Tarihselcilik Fitnesi

Tarihselcilik Fitnesi başlıklı yazımızı istifadenize sunuyoruz.


Kur’ân’ı Kerîm’in Ashâb-ı Kirâm (r.a.e.) tarafından cem edilmesi, hafızlar tarafından tevatüren kuşaktan kuşağa aktarılması, farklı metinleri ona ekleme ya da ondan çıkarma gibi tahrif faaliyetlerini bütünüyle imkânsız kıldı. Kur’ân’ın lafzına müdahale etmekten aciz kalan zındıklar, anlamdan hareketle bir takım sapık tevillere tevessül ettiler. Bu çerçevede her meşrep, kendi yanlışlarını bir takım tevillerle Kur’ân’a doğrulatma yoluna gitti. İslamî bir asıldan mahrum olan, Kur’ân’ın ne söylediğini anlamaktan ziyâde kendi ideolojisini Kur’ân’a tasdik ettirerek meşruiyet kazanmayı amaçlayan ve bu yüzden de Murad-ı İlâhi’yi doğru kavrayamayan anlayış usulleri içinde bugün itibariyle en etkin olanı tarihselciliktir.

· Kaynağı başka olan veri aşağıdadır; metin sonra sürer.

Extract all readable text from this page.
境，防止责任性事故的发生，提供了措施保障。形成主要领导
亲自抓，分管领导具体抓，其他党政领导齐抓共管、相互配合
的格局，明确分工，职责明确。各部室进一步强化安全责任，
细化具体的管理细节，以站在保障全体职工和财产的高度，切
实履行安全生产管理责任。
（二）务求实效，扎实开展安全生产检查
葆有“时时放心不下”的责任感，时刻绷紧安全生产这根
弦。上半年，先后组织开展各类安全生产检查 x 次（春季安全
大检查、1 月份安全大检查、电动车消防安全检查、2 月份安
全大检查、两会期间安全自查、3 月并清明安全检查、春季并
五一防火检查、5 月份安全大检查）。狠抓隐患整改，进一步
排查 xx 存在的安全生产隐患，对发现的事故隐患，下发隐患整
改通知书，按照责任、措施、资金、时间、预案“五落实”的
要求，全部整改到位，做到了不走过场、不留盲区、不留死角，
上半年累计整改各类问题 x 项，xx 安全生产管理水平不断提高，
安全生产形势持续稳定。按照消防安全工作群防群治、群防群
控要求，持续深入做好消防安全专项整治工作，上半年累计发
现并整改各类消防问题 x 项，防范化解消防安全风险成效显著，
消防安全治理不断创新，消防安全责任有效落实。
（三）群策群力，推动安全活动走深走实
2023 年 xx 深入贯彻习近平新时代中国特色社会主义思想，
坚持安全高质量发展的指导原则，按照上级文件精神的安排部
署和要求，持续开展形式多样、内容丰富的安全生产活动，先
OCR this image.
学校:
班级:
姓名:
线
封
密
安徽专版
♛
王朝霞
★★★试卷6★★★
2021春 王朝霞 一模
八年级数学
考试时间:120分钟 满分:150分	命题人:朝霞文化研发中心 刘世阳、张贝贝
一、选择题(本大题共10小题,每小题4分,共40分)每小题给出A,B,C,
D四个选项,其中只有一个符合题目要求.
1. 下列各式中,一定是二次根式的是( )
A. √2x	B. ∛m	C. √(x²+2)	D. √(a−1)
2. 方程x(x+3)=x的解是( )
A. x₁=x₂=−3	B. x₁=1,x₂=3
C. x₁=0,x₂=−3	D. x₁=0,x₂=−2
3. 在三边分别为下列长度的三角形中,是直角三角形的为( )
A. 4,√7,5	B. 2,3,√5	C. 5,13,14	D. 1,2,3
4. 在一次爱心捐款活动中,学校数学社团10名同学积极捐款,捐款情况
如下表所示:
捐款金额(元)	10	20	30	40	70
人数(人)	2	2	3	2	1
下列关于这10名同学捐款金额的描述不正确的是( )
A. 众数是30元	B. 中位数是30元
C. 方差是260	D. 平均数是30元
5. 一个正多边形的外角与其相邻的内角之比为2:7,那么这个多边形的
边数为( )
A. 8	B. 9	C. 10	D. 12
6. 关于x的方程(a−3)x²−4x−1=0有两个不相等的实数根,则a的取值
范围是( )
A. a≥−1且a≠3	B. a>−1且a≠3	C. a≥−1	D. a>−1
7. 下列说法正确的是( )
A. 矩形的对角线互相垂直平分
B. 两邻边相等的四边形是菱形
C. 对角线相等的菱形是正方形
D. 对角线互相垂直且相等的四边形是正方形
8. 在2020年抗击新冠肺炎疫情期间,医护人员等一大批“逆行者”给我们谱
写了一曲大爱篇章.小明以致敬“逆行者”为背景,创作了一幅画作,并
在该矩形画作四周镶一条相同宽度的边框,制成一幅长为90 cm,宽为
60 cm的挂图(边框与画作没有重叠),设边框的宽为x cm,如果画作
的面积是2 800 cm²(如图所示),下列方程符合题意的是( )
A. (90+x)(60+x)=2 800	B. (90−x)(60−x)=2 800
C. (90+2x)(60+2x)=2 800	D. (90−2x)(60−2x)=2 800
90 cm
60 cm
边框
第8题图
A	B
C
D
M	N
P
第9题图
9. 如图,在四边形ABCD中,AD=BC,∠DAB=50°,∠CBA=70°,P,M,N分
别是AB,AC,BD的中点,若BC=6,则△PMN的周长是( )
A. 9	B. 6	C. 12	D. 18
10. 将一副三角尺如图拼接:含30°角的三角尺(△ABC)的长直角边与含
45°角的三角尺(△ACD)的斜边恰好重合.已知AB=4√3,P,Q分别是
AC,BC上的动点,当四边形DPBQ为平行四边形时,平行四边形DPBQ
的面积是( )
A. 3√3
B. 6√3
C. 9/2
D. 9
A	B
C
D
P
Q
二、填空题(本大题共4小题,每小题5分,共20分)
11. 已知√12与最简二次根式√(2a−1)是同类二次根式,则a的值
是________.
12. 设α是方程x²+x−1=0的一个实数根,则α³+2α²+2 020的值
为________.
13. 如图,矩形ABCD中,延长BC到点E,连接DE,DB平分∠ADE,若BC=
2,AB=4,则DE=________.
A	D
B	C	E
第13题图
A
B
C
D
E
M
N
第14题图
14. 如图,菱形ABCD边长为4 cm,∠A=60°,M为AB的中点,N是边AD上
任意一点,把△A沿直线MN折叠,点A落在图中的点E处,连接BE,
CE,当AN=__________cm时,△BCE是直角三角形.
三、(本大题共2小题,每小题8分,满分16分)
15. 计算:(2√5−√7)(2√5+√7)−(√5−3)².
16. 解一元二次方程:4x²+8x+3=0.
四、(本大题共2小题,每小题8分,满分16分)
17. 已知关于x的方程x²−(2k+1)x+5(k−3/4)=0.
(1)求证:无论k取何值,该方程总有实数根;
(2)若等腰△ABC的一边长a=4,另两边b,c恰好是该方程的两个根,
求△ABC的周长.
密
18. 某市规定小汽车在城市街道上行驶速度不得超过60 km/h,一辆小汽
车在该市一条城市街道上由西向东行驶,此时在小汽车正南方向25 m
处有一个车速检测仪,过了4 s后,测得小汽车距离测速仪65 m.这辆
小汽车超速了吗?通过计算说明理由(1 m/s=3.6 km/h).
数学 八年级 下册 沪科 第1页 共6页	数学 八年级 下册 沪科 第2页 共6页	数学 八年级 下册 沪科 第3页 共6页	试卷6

Meselâ tarihselciler, Karun’un hazine anahtarlarının bir topluluk tarafından taşındığı kıssasını abartı olduğunu düşündükleri için kabul etmekten çekinirler. “Bu misalendir, hakikâten böyle değildir.” derler. Oysaki bu durumun gerçek olması pek tabidir. Âyet-i kerimede şöyle buyrulur: “Karun, Musa’nın kavminden idi de, onlara karşı azgınlık etmişti. Biz ona öyle hazineler vermiştik ki, anahtarlarını güçlü-kuvvetli bir topluluk zor taşırdı. Kavmi ona şöyle demişti: “Şımarma! Bil ki Allâh şımarıkları sevmez.” (Kasas s. 76)
Karun hazinelerini altın olarak saklar ve yanında kilitli sandıklarla gezdirirdi. Günümüzde Karun kadar olmasa da çok zengin insanlar var. Meselâ günümüzde dünyaca ünlü ekonomi dergilerinin yaptığı sıralamaya göre dünyanın en zengin kişisinin 134,7 milyar dolar serveti bulunmaktadır. Bu servetin altın olarak karşılığı ise 3.350.000 kilogramdır. Karun gibi kilitli sandıklarla servetini taşıyor ve her sandığa 100 kg altın konmuş olsa, 33.500 sandığa ihtiyaç duyulurdu. Her bir sandığın anahtarının 100 gr olduğu varsayıldığında sırf anahtarlarının ağırlığı 3.350 kg olurdu ki üç tondan daha ağır olan anahtarları taşımak için güçlü bir ekip olması da çok normaldir.
Netice olarak Kur’ân âyetleri akla uymuyor diyenlerin geçerli olup olmadığını tartışması gerektiği şey âyetler değil, kendi akıllarıdır.